Beijing: Tesla Inc. cars have been banned from Chinese military complexes and housing compounds because of concerns about sensitive data being collected by cameras built into the vehicles.
The order, issued by the military, advises Tesla owners to park their cars outside of military property, according to people familiar with the directive who asked not to be identified because the information is private.
The ban, relayed to residents of military housing and others this week, was triggered by concerns that the world's biggest maker of electric vehicles is collecting sensitive data via the cars' in-built cameras in a way the Chinese government can't see or control, one of the people said.
Images of what was purported to be a notice about the ban were also circulating on Chinese social media. Multi-direction cameras and ultrasonic sensors in Tesla cars may "expose locations" and the vehicles are being barred from military residences to ensure the safety of confidential military information, the notice said.
A representative for Tesla in China declined to comment on the military's move. China's Defense Ministry didn't immediately respond to a fax sent after business hours.
Tesla stock pared gains on the news Friday, before closing up 0.3% in New York.
Tesla, like many other automakers including General Motors Co., uses several small cameras, mainly located on the outside of the vehicle, to help guide parking, autopilot and self-driving functions.

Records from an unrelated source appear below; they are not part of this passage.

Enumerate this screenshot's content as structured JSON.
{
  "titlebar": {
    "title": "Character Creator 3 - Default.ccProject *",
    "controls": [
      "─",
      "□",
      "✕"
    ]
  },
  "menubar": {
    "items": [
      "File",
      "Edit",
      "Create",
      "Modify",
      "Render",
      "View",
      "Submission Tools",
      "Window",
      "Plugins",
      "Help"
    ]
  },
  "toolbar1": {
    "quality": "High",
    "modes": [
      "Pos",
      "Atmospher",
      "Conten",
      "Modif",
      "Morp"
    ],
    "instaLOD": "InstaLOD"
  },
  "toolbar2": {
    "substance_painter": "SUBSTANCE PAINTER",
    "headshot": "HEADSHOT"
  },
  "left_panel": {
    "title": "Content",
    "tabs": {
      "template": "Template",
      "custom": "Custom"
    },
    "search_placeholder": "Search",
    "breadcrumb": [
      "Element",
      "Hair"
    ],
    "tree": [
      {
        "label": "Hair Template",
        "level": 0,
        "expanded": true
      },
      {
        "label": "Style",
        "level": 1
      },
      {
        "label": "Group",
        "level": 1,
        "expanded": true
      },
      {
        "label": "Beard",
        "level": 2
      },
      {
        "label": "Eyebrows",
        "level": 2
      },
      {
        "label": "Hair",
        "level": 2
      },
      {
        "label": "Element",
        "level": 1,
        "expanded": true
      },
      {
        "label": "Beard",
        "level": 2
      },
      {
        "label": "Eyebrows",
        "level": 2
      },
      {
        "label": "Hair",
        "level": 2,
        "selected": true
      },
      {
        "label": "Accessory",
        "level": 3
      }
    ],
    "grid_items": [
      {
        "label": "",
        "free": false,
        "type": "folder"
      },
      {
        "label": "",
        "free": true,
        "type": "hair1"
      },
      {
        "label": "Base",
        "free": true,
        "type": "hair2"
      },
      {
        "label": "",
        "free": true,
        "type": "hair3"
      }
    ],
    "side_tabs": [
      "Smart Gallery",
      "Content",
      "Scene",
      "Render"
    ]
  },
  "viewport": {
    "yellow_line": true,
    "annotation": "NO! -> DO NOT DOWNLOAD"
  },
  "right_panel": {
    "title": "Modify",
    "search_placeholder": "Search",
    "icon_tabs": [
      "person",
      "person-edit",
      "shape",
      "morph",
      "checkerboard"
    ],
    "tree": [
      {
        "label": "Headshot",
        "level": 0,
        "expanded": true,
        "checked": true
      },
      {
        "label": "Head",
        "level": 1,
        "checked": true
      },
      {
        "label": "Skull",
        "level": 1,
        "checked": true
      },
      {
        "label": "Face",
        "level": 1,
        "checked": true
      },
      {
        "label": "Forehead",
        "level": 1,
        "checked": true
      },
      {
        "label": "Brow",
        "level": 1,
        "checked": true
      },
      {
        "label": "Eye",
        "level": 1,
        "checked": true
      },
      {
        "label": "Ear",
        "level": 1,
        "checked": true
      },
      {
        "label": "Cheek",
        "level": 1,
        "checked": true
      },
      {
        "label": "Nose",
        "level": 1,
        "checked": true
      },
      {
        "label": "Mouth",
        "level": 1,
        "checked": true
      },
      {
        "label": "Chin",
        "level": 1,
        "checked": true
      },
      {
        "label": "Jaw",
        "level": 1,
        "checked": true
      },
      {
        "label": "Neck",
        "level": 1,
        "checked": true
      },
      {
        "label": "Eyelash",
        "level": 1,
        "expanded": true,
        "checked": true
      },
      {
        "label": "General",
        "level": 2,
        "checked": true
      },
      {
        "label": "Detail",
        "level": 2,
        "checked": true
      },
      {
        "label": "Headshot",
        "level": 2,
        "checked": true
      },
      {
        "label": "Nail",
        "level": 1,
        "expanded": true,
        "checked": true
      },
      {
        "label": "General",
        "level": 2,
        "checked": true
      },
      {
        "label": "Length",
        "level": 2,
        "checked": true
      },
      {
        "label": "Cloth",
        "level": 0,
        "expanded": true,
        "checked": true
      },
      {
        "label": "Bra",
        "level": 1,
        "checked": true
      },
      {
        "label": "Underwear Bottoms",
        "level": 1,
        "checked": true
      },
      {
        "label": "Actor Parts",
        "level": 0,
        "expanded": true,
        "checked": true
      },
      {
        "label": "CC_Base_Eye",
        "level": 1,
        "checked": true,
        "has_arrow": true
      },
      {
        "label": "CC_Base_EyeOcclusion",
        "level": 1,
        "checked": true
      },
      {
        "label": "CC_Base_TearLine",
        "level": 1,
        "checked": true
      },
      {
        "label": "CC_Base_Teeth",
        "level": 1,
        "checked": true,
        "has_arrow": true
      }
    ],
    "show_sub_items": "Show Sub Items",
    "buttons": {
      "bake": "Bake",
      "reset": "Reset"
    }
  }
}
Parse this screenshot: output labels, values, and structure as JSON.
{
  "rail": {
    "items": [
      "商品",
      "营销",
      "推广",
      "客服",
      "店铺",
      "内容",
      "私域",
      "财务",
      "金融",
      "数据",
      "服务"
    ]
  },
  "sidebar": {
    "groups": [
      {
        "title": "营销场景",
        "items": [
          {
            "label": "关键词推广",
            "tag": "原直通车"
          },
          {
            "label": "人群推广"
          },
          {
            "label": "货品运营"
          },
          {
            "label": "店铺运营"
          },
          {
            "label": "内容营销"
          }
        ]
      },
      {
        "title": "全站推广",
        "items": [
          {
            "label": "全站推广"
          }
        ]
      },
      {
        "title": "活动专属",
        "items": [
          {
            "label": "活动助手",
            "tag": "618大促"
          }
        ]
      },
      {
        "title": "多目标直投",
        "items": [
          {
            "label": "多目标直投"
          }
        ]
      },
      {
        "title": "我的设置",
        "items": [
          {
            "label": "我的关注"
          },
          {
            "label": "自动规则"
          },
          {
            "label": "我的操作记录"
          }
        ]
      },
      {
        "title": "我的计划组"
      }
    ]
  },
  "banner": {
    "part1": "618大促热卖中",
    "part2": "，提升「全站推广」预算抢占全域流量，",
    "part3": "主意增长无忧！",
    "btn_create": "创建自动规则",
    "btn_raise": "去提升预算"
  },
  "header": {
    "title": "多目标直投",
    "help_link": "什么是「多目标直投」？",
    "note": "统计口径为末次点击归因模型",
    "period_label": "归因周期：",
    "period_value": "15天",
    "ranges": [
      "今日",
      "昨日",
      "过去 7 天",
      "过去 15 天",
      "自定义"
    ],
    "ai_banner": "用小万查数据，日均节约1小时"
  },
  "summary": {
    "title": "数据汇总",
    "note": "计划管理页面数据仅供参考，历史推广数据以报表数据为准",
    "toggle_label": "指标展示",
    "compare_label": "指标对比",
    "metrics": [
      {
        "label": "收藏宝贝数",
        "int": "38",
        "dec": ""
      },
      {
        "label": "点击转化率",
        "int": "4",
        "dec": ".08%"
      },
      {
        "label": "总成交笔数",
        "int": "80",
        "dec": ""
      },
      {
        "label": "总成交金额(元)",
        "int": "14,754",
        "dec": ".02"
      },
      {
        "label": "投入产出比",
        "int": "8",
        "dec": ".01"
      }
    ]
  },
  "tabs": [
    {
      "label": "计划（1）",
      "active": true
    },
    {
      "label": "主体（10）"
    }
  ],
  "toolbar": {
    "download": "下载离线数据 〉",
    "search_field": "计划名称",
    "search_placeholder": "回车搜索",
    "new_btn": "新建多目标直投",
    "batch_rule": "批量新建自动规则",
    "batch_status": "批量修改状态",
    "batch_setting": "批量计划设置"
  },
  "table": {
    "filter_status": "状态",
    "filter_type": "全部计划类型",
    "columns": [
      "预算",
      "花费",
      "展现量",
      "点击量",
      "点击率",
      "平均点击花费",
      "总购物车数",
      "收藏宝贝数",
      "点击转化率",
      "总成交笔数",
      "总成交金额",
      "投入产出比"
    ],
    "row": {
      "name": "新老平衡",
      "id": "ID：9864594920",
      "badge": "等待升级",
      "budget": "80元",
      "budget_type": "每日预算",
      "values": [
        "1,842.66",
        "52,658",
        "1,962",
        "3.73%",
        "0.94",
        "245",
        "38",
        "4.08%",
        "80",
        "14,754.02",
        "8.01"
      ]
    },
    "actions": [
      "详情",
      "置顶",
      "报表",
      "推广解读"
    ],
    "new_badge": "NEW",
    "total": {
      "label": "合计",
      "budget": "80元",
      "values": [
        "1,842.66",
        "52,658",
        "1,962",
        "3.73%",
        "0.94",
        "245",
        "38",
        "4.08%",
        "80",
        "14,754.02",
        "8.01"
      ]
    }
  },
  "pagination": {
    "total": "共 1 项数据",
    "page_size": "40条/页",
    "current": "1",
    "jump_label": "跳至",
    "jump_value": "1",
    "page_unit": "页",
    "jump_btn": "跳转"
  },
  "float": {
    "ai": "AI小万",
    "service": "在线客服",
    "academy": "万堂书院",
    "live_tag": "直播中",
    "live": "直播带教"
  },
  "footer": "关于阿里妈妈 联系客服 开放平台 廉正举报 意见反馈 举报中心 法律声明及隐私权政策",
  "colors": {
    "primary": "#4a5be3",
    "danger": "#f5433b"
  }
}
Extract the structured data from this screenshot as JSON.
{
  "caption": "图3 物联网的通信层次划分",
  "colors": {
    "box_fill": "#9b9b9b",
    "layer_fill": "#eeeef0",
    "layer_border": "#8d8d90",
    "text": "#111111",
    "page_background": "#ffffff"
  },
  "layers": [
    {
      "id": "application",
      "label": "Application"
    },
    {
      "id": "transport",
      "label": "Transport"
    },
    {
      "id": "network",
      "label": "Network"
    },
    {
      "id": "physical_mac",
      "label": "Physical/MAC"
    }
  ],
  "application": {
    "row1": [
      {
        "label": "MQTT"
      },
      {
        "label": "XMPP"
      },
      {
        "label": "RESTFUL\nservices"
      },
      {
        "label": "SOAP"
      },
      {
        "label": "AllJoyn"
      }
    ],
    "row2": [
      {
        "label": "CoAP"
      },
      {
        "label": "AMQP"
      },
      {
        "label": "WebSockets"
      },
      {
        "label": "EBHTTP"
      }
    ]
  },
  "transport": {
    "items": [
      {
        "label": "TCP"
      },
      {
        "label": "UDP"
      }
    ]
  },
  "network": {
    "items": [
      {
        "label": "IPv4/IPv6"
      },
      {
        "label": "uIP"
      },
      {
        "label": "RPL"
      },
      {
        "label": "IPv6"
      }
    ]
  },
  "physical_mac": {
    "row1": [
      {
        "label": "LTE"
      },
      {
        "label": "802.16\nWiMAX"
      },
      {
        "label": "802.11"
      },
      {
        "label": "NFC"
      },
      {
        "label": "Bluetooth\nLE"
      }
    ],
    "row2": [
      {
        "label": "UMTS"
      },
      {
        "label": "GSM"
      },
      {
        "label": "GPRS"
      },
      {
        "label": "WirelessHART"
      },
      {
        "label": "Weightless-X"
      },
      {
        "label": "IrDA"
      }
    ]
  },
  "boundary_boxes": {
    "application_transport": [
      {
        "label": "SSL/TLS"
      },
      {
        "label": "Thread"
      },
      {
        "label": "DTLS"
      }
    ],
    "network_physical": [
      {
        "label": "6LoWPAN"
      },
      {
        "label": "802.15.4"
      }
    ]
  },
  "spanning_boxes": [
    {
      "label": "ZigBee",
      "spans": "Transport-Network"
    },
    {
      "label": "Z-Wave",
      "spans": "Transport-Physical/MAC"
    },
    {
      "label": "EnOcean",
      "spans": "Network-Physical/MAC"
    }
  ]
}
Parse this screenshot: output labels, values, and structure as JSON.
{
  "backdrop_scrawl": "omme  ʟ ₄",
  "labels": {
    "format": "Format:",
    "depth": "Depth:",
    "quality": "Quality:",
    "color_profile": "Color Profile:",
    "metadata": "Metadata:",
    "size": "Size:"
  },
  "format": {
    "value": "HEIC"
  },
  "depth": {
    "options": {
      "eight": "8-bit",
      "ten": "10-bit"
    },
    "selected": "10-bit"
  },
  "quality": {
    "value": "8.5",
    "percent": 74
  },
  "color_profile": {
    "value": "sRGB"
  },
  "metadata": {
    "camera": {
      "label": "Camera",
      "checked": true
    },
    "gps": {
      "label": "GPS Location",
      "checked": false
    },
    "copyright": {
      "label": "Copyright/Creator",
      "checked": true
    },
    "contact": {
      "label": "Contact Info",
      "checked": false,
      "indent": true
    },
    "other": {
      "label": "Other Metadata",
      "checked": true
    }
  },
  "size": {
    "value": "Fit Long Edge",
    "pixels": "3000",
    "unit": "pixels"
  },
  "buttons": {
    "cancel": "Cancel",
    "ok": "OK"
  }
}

Most Tesla models also have an interior camera mounted above the rear view mirror that can be used to detect whether a driver is looking at the road, looking down at their lap, wearing sunglasses, or looking at something else entirely.
The California-based company - which produces Model 3s and Model Y SUV crossovers at a Gigafactory near Shanghai - hasn't shied away from that fact, with Chief Executive Officer Elon Musk tweeting in April 2019 that the internal camera is there "for when we start competing with Uber/Lyft and people allow their car to earn money for them as part of the Tesla shared autonomy fleet."
"In case someone messes up your car, you can check the video," Musk explained.
Since then, Tesla has started using cars' internal cameras to monitor what it calls FSD (full self driving) beta testers, or Tesla owners who have volunteered to test out the company's driver-assist capabilities.
Earlier this month, Musk tweeted that the company's FSD beta trial had been expanded to around 2,000 owners but Tesla had also "revoked beta where drivers did not pay sufficient attention to the road." Musk said the next significant release of FSD beta would be in April.
Concern over this program contributed to the ban by the military, one of the people said.
None of the in-car cameras in Teslas sold in China are turned on or part of the FSD beta trial, the Tesla representative said. Tesla's privacy policies comply with national laws and local regulations in China, the person said.
Appearing on Saturday at the China Development Forum, a conference organized by a unit of the country's State Council, in a session titled: The Next Disruptive Innovation?, Musk said that if Tesla ever used its cars to spy in China, or anywhere, we would get "shut down everywhere."
"If a commercial company did engage in spying, the negative effects to that company would be extremely bad," said Musk, who was beamed in remotely from America, where it was late in the evening. "For example, if Telsa used the cars to spy in China "- or anywhere, any country "- we will get shut down everywhere. So there's a very strong incentive for us to be very confidential with any information."
His comments came less than 24 hours after news broke that Tesla's cars have been banned from Chinese military complexes and housing compounds because of concerns about sensitive data being collected by cameras built into the vehicles. China, the world's biggest market for EVs, is key to Musk's global growth ambitions. The company sold more than 130,000 locally-built Model 3 sedans last year in the nation, now its second-largest market after the US.
The ban, relayed to residents of military housing and others this week, was triggered by concerns that Tesla is collecting sensitive data via cars' in-built cameras in a way the Chinese government can't see or control, a person familiar with the matter said.